O setor de cervejas no Brasil entrou em alerta após os dados do IBGE, divulgados em 4 de setembro, apontarem queda de 15% na produção industrial de bebidas em julho, na comparação anual, e retração de 5% no trimestre. Como 90% desse segmento é composto por cervejas, a notícia impactou diretamente a Ambev (ABEV3), que viu suas ações caírem 3% no dia da divulgação, embora tenham se recuperado parcialmente no pregão seguinte, com alta de 2,18%.
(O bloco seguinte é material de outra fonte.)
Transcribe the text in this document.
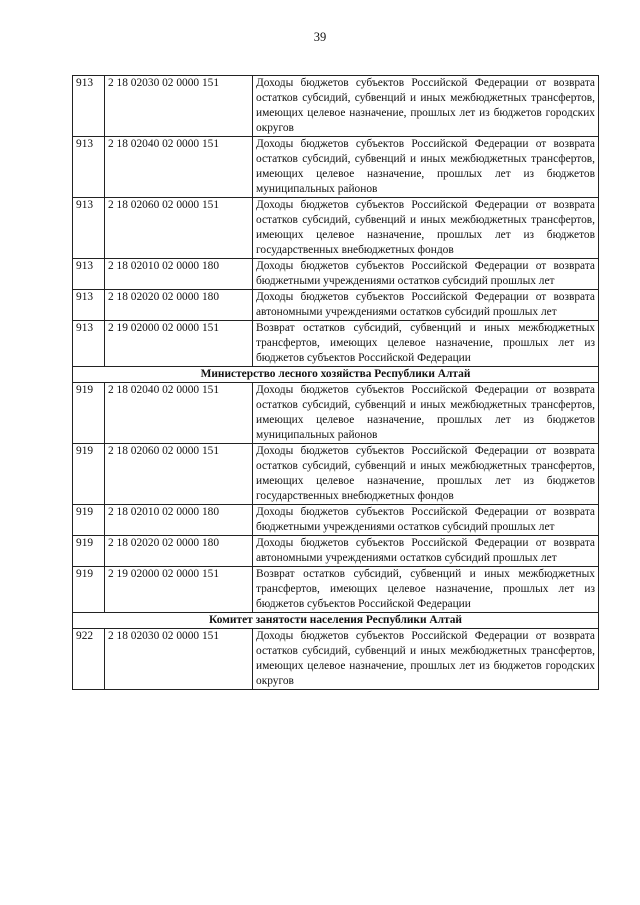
39
913	2 18 02030 02 0000 151	Доходы бюджетов субъектов Российской Федерации от возврата остатков субсидий, субвенций и иных межбюджетных трансфертов, имеющих целевое назначение, прошлых лет из бюджетов городских округов
913	2 18 02040 02 0000 151	Доходы бюджетов субъектов Российской Федерации от возврата остатков субсидий, субвенций и иных межбюджетных трансфертов, имеющих целевое назначение, прошлых лет из бюджетов муниципальных районов
913	2 18 02060 02 0000 151	Доходы бюджетов субъектов Российской Федерации от возврата остатков субсидий, субвенций и иных межбюджетных трансфертов, имеющих целевое назначение, прошлых лет из бюджетов государственных внебюджетных фондов
913	2 18 02010 02 0000 180	Доходы бюджетов субъектов Российской Федерации от возврата бюджетными учреждениями остатков субсидий прошлых лет
913	2 18 02020 02 0000 180	Доходы бюджетов субъектов Российской Федерации от возврата автономными учреждениями остатков субсидий прошлых лет
913	2 19 02000 02 0000 151	Возврат остатков субсидий, субвенций и иных межбюджетных трансфертов, имеющих целевое назначение, прошлых лет из бюджетов субъектов Российской Федерации
Министерство лесного хозяйства Республики Алтай		
919	2 18 02040 02 0000 151	Доходы бюджетов субъектов Российской Федерации от возврата остатков субсидий, субвенций и иных межбюджетных трансфертов, имеющих целевое назначение, прошлых лет из бюджетов муниципальных районов
919	2 18 02060 02 0000 151	Доходы бюджетов субъектов Российской Федерации от возврата остатков субсидий, субвенций и иных межбюджетных трансфертов, имеющих целевое назначение, прошлых лет из бюджетов государственных внебюджетных фондов
919	2 18 02010 02 0000 180	Доходы бюджетов субъектов Российской Федерации от возврата бюджетными учреждениями остатков субсидий прошлых лет
919	2 18 02020 02 0000 180	Доходы бюджетов субъектов Российской Федерации от возврата автономными учреждениями остатков субсидий прошлых лет
919	2 19 02000 02 0000 151	Возврат остатков субсидий, субвенций и иных межбюджетных трансфертов, имеющих целевое назначение, прошлых лет из бюджетов субъектов Российской Федерации
Комитет занятости населения Республики Алтай		
922	2 18 02030 02 0000 151	Доходы бюджетов субъектов Российской Федерации от возврата остатков субсидий, субвенций и иных межбюджетных трансфертов, имеющих целевое назначение, прошлых лет из бюджетов городских округов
Estratégia de preços em foco
De acordo com relatório do BTG Pactual, o primeiro semestre de 2025 foi marcado por um aumento de preços praticado tanto pela Ambev quanto pela Heineken. Para os analistas, o movimento, ocorrido em um período sazonalmente mais fraco, chamou atenção pelo timing considerado desfavorável.
“Não podemos ignorar o quanto nos incomodou a estratégia de preços do setor, liderada pela Ambev”, comentou o time liderado por Thiago Duarte.
Com o clima mais frio, já característico do segundo trimestre, e um aumento inesperado de preços, os volumes caíram ainda mais.
Desafios adicionais: economia e concorrência
O BTG aponta que a desaceleração da economia brasileira começa a impactar o consumo, o que deve ampliar a pressão sobre a Ambev nos próximos trimestres. Além disso, o avanço de concorrentes como Heineken e Grupo Petrópolis intensifica a disputa de mercado, especialmente em volume de vendas.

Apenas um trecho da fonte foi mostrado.